I know this is getting a lot of grief, but I kinda see the attraction.
MANY guns, including the M16 I carried in the Marine reserves years ago, have a safety that functions by preventing someone from manually and deliberately pulling the trigger.
Now, YOU may not think your Glock needs one, and that's fine... but if you are gonna say it's pointless and dumb, I'd say you are flying the in the face of 120 years or more of war-fighting practice.
SOME people (apparently including a lotta people who determine how the guns our in military should work) WANT an "oops, I should not have had my finger on the trigger" type of safety.
And that's fine by me.
Not looking to give anyone grief, but my perspective is that external safeties are primarily intended to prevent the trigger from being actuated by something other than your finger - which is either on or off the trigger. And once your finger is on the trigger, the safety is irrelevant, unless maybe you use it for gripping advantage.

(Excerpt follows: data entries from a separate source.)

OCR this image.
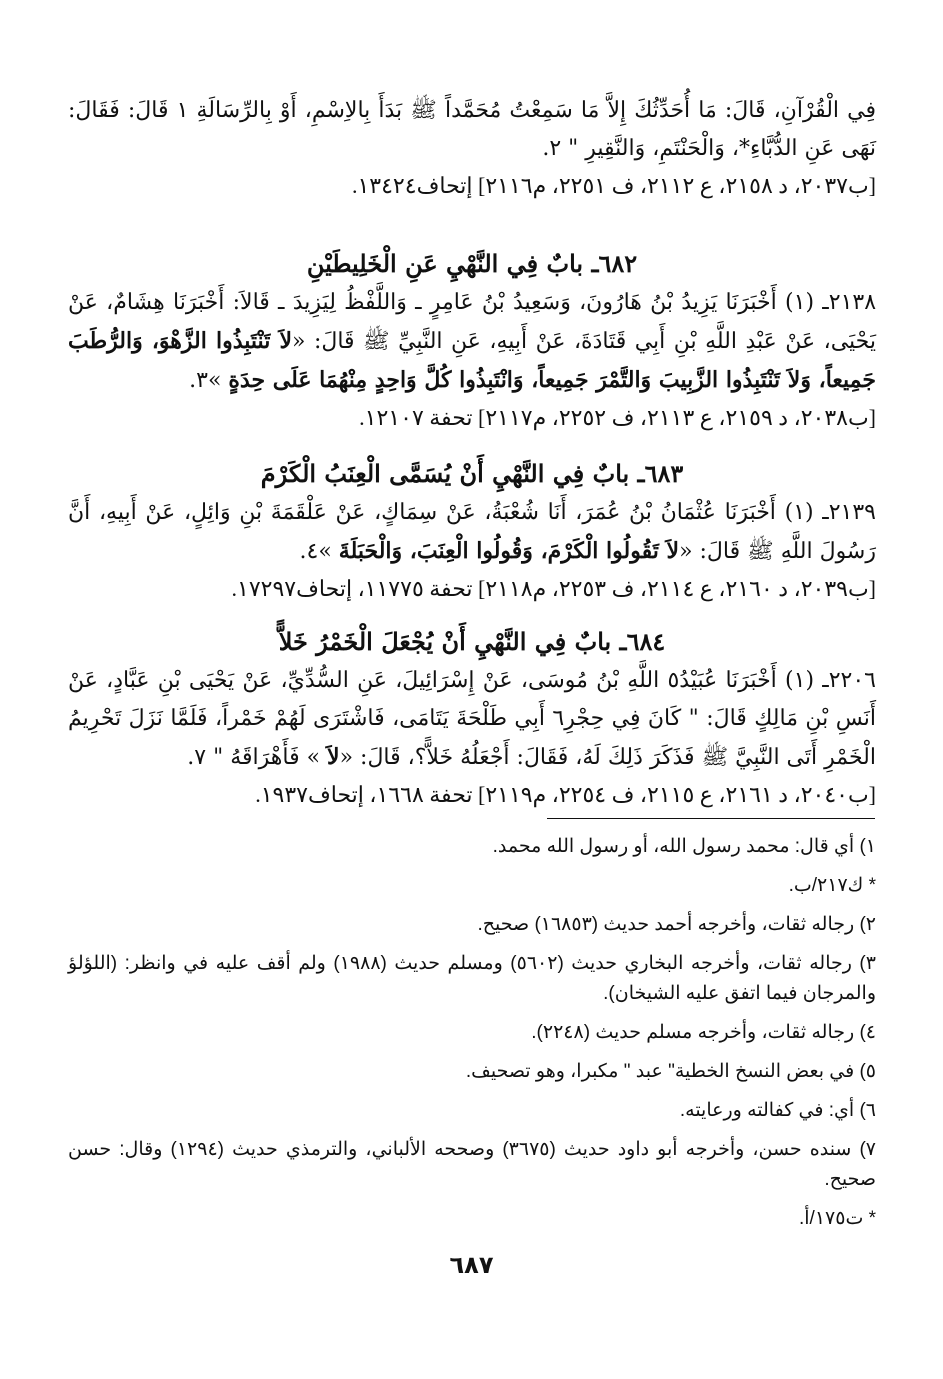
فِي الْقُرْآنِ، قَالَ: مَا أُحَدِّثُكَ إِلاَّ مَا سَمِعْتُ مُحَمَّداً ﷺ بَدَأَ بِالاِسْمِ، أَوْ بِالرِّسَالَةِ ١ قَالَ: فَقَالَ: نَهَى عَنِ الدُّبَّاءِ*، وَالْحَنْتَمِ، وَالنَّقِيرِ " ٢.

[ب٢٠٣٧، د ٢١٥٨، ع ٢١١٢، ف ٢٢٥١، م٢١١٦] إتحاف١٣٤٢٤.

٦٨٢ـ بابٌ فِي النَّهْيِ عَنِ الْخَلِيطَيْنِ

٢١٣٨ـ (١) أَخْبَرَنَا يَزِيدُ بْنُ هَارُونَ، وَسَعِيدُ بْنُ عَامِرٍ ـ وَاللَّفْظُ لِيَزِيدَ ـ قَالاَ: أَخْبَرَنَا هِشَامٌ، عَنْ يَحْيَى، عَنْ عَبْدِ اللَّهِ بْنِ أَبِي قَتَادَةَ، عَنْ أَبِيهِ، عَنِ النَّبِيِّ ﷺ قَالَ: «لاَ تَنْتَبِذُوا الزَّهْوَ، وَالرُّطَبَ جَمِيعاً، وَلاَ تَنْتَبِذُوا الزَّبِيبَ وَالتَّمْرَ جَمِيعاً، وَانْتَبِذُوا كُلَّ وَاحِدٍ مِنْهُمَا عَلَى حِدَةٍ »٣.

[ب٢٠٣٨، د ٢١٥٩، ع ٢١١٣، ف ٢٢٥٢، م٢١١٧] تحفة ١٢١٠٧.

٦٨٣ـ بابٌ فِي النَّهْيِ أَنْ يُسَمَّى الْعِنَبُ الْكَرْمَ

٢١٣٩ـ (١) أَخْبَرَنَا عُثْمَانُ بْنُ عُمَرَ، أَنَا شُعْبَةُ، عَنْ سِمَاكٍ، عَنْ عَلْقَمَةَ بْنِ وَائِلٍ، عَنْ أَبِيهِ، أَنَّ رَسُولَ اللَّهِ ﷺ قَالَ: «لاَ تَقُولُوا الْكَرْمَ، وَقُولُوا الْعِنَبَ، وَالْحَبَلَةَ »٤.

[ب٢٠٣٩، د ٢١٦٠، ع ٢١١٤، ف ٢٢٥٣، م٢١١٨] تحفة ١١٧٧٥، إتحاف١٧٢٩٧.

٦٨٤ـ بابٌ فِي النَّهْيِ أَنْ يُجْعَلَ الْخَمْرُ خَلاًّ

٢٢٠٦ـ (١) أَخْبَرَنَا عُبَيْدُ٥ اللَّهِ بْنُ مُوسَى، عَنْ إِسْرَائِيلَ، عَنِ السُّدِّيِّ، عَنْ يَحْيَى بْنِ عَبَّادٍ، عَنْ أَنَسِ بْنِ مَالِكٍ قَالَ: " كَانَ فِي حِجْرِ٦ أَبِي طَلْحَةَ يَتَامَى، فَاشْتَرَى لَهُمْ خَمْراً، فَلَمَّا نَزَلَ تَحْرِيمُ الْخَمْرِ أَتَى النَّبِيَّ ﷺ فَذَكَرَ ذَلِكَ لَهُ، فَقَالَ: أَجْعَلُهُ خَلاًّ؟، قَالَ: «لاَ » فَأَهْرَاقَهُ " ٧.

[ب٢٠٤٠، د ٢١٦١، ع ٢١١٥، ف ٢٢٥٤، م٢١١٩] تحفة ١٦٦٨، إتحاف١٩٣٧.

١) أي قال: محمد رسول الله، أو رسول الله محمد.

* ك٢١٧/ب.

٢) رجاله ثقات، وأخرجه أحمد حديث (١٦٨٥٣) صحيح.

٣) رجاله ثقات، وأخرجه البخاري حديث (٥٦٠٢) ومسلم حديث (١٩٨٨) ولم أقف عليه في وانظر: (اللؤلؤ والمرجان فيما اتفق عليه الشيخان).

٤) رجاله ثقات، وأخرجه مسلم حديث (٢٢٤٨).

٥) في بعض النسخ الخطية" عبد " مكبرا، وهو تصحيف.

٦) أي: في كفالته ورعايته.

٧) سنده حسن، وأخرجه أبو داود حديث (٣٦٧٥) وصححه الألباني، والترمذي حديث (١٢٩٤) وقال: حسن صحيح.

* ت١٧٥/أ.

٦٨٧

I find slide safeties on pistols to be very awkward, possibly somewhat because I learned on Glocks, but I think also they just don't suit me biomechanically. I want my thumb below the position where I could actuate a safety immediately on draw contact. This isn't an issue with long guns.
The only pistols I have with slide safeties are rimfire, which are shot from low ready, and the safety is disengaged off the clock. Obviously not everyone thinks this way, and there are plenty of open, limited, SS, etc. shooters who can draw and shoot just fine with a slide safety.
Part of the Glock design involves establishing a minimum trigger weight that's considered objectively safe without a slide safety. If I were going to consider a gun with a slide safety, I would at least want a much better trigger out of the deal. Even the DA triggers in my DA/SA guns are under #4, and way smoother than most OE-ish Glock triggers.
From my standpoint, a Glock with a slide safety is a stick with two short ends. I have flat safeties on my DA/SA guns, so they are basically just pins. They never perform a safety function either objectively or per rules.
I would agree that a hot gun with a slide safety being thrown around in a grappling, etc. situation is safer than a hot gun with only a heavier trigger - assuming the shooter was able to get it back on safe before losing control of it.